City Dispatcher Sentenced to 14 Months for Leading a Bribery Scheme
PHILADELPHIA—Dorian Parsley, 44, of Philadelphia, formerly a dispatcher with the Philadelphia Police Department (PPD), was sentenced today to 14 months in prison for conspiracy, solicitation of a bribe, and honest services fraud in connection with a scheme by which she gave an unfair advantage to certain tow truck operators in exchange for cash bribes.
Parsley pleaded guilty to the charges on July 21, 2014. In addition to the prison term, U.S. District Court Judge Eduardo C. Robreno ordered a $1,000 fine, one year of supervised release, and a $300 special assessment.

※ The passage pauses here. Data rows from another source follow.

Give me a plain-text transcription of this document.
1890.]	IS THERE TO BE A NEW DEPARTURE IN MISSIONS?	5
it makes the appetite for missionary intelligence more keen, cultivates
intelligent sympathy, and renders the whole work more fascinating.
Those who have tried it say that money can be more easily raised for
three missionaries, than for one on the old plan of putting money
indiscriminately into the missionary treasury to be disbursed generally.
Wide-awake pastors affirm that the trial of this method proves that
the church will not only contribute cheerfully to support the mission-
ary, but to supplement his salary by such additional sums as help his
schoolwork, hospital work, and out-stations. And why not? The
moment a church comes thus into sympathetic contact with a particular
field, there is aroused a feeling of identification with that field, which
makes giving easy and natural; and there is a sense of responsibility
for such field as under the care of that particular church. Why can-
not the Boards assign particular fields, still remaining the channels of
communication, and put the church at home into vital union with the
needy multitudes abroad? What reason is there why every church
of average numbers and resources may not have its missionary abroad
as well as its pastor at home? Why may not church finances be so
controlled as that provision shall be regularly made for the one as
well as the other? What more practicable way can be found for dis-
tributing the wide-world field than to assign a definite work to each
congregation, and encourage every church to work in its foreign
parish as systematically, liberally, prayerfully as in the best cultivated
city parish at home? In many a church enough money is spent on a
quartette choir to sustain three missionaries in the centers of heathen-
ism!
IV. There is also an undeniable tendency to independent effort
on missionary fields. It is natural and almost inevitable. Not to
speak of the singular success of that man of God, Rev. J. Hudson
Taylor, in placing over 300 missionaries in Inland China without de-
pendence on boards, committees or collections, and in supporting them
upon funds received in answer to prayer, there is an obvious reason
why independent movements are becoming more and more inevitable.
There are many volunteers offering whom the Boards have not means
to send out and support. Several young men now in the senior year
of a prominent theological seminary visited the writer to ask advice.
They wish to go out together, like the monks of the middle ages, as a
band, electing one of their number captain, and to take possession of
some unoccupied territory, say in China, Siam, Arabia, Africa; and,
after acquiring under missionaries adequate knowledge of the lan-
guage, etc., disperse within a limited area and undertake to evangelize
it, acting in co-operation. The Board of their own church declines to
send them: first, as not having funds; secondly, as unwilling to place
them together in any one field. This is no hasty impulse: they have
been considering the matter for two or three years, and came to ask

Between February 2011 and December 2013, Parsley operated a bribery scheme through which she collected weekly payments totaling more than $35,000 from three tow truck operators, now her co-defendants, in exchange for providing them with certain confidential information, including accident and disabled vehicle locations, and the personal identifying information of accident victims. Parsley did this by secretly sending text messages from her personal cellphone, in a purposeful end-run around PPD policies and procedures. In this way, the defendant provided an unfair economic advantage to her bribers, at the expense of other tow truck operators who relied on the proper functioning of the PPD’s rotational towing program.
The case was investigated by the Federal Bureau of Investigation and the Philadelphia Police Department. It is being prosecuted by Assistant United States Attorneys Kevin Brenner and Jennifer Chun Barry.